On the 10th of May it was announced that Microsoft had agreed a deal to acquire Skype for US$8.5 billion. Since then there has been much industry chatter about ‘why’ and ‘what’ this means for the industry. For me the only question mark is over how much they paid.
Microsoft has been moving into telephony for a number of years now. It was a natural progression for its business offering to include telephony, voice and video, in the evolution of work-based collaboration and in fact voice and video have been available as part of MSN Messenger for many years. This highlights an area of synergy between Microsoft and Skype; Microsoft, with MSN Messenger, allowed people to communicate over the Internet for free, exactly the area of the market that has proved to be so successful for Skype.
So, why Skype? Well, Skype is the world’s only truly global telephony service provider. It can offer it’s users connectivity to the PSTN, allowing calls to any phone/mobile phone in the world whilst offering the new generation services such as instant messaging, presence and video calls, to its on-net customers. When you start to look at the services Skype can offer it’s customers - yes some are free, but many do have a cost associated with them - then you start to appreciate how Microsoft can exploit this with it’s own products and not just for the home user but for business as well.

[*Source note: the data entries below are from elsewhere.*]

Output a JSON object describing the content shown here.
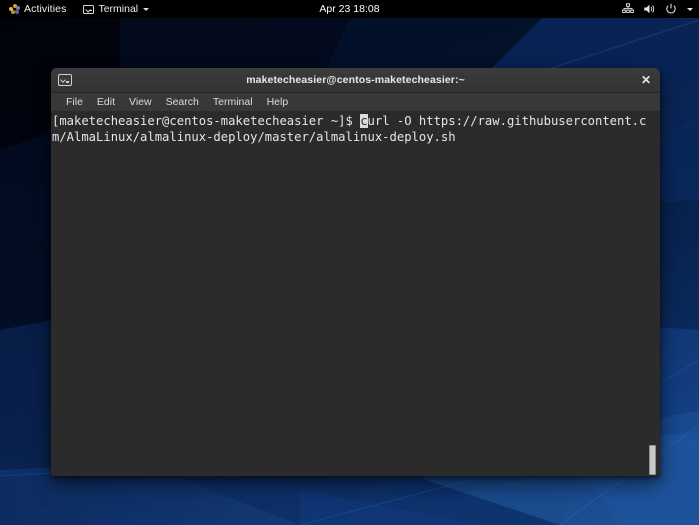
{
  "topbar": {
    "activities_label": "Activities",
    "activities_icon": "gnome-logo-icon",
    "app_menu_label": "Terminal",
    "app_menu_icon": "terminal-icon",
    "app_menu_caret": "chevron-down-icon",
    "clock": "Apr 23  18:08",
    "status_icons": [
      "network-wired-icon",
      "volume-icon",
      "power-icon",
      "chevron-down-icon"
    ],
    "background_color": "#000000"
  },
  "window": {
    "title": "maketecheasier@centos-maketecheasier:~",
    "titlebar_icon": "terminal-icon",
    "close_label": "✕",
    "menu": [
      {
        "label": "File"
      },
      {
        "label": "Edit"
      },
      {
        "label": "View"
      },
      {
        "label": "Search"
      },
      {
        "label": "Terminal"
      },
      {
        "label": "Help"
      }
    ],
    "terminal": {
      "prompt": "[maketecheasier@centos-maketecheasier ~]$ ",
      "cursor_char": "c",
      "command_rest": "url -O https://raw.githubusercontent.com/AlmaLinux/almalinux-deploy/master/almalinux-deploy.sh",
      "foreground_color": "#e6e6e6",
      "background_color": "#2b2b2b",
      "cursor_color": "#dcdcdc"
    },
    "scrollbar": {
      "thumb_label": "scrollbar-thumb"
    }
  },
  "desktop": {
    "wallpaper_name": "centos-blue-polygon-wallpaper",
    "colors": {
      "dark": "#03081c",
      "mid": "#0b2252",
      "bright": "#1a4a94"
    }
  }
}
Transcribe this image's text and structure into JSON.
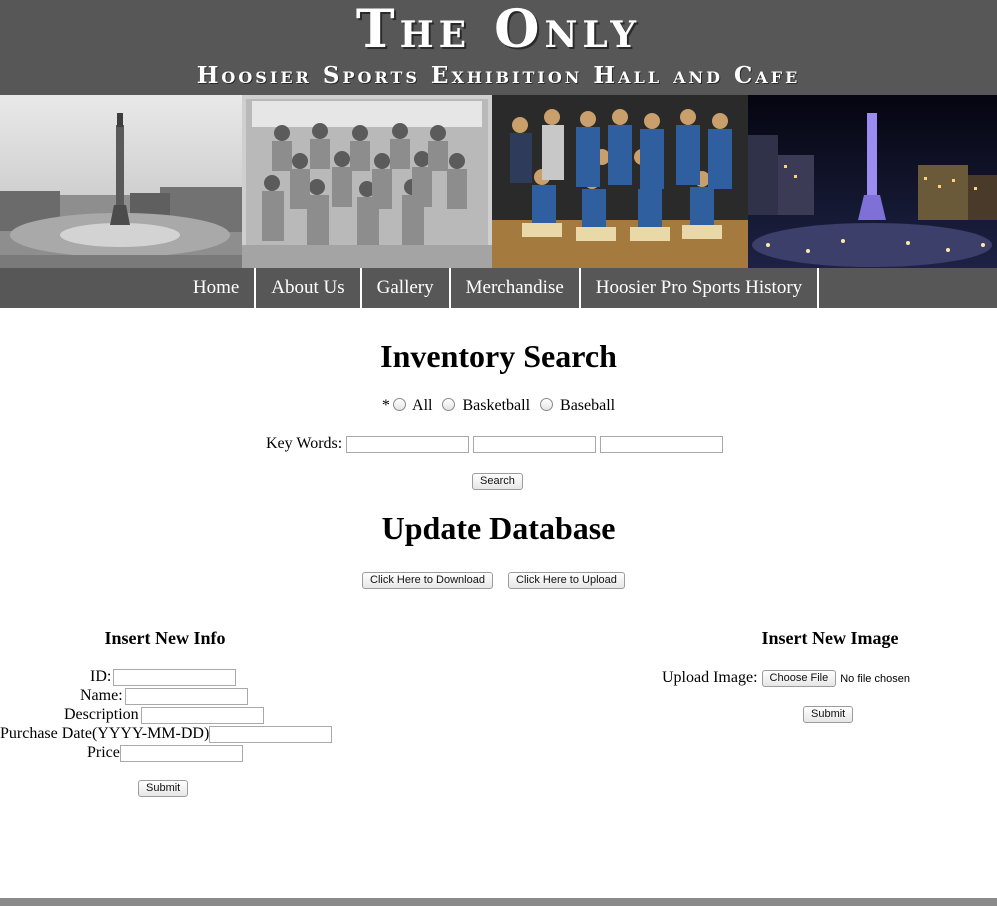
{
  "header": {
    "title": "The Only",
    "subtitle": "Hoosier Sports Exhibition Hall and Cafe"
  },
  "nav": {
    "items": [
      "Home",
      "About Us",
      "Gallery",
      "Merchandise",
      "Hoosier Pro Sports History"
    ]
  },
  "search": {
    "heading": "Inventory Search",
    "required_mark": "*",
    "radios": [
      "All",
      "Basketball",
      "Baseball"
    ],
    "keywords_label": "Key Words:",
    "keyword_values": [
      "",
      "",
      ""
    ],
    "search_button": "Search"
  },
  "update": {
    "heading": "Update Database",
    "download_button": "Click Here to Download",
    "upload_button": "Click Here to Upload"
  },
  "insert_info": {
    "heading": "Insert New Info",
    "id_label": "ID:",
    "name_label": "Name:",
    "description_label": "Description",
    "purchase_date_label": "Purchase Date(YYYY-MM-DD)",
    "price_label": "Price",
    "submit_button": "Submit"
  },
  "insert_image": {
    "heading": "Insert New Image",
    "upload_label": "Upload Image:",
    "choose_file_button": "Choose File",
    "file_status": "No file chosen",
    "submit_button": "Submit"
  },
  "colors": {
    "banner_bg": "#575757",
    "nav_bg": "#575757",
    "footer": "#8a8a8a"
  }
}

Microsoft could utilise the Skype network to offer inter-company communications beyond the enterprise boundaries, not only reducing call costs compared to the PSTN but also making services such as voice and video conferencing easily available. The fact is that there are a number of services or applications that could be offered as part of a business service, whether that is to the business user in general or as part of an overall Microsoft solution based around its Lync products.
I know that there will be many out there who will put forward the lack of quality of service as an issue, but experience seems to show that this isn’t really a problem and that call quality is acceptable. In fact compared to calls on mobile phones the quality is actually quite good. Speaking of mobile communications, there is of course the tie up between Microsoft and Nokia to consider and how Skype services could be used in applications for both the home and business user. Mobile communications have become so ubiquitous in our lives that the old fashioned ‘land line’ is in danger of becoming obsolete (more of this another time) and that this may go some way to explain why voice quality is far less of an issue; we’ve just got used to ‘terrible’ calls.
Strategically this a very good move by Microsoft and one that could make them the major player in the telecoms market in the near future. The market itself could be on the cusp of major changes; not so much in the services we use, but in the way those services are provided. As I said at the beginning the only issue, well 8.5 billion issues, is the amount that was paid and how long it’s going to take to get a return on that investment. My guess is that Microsoft is in this for the long haul.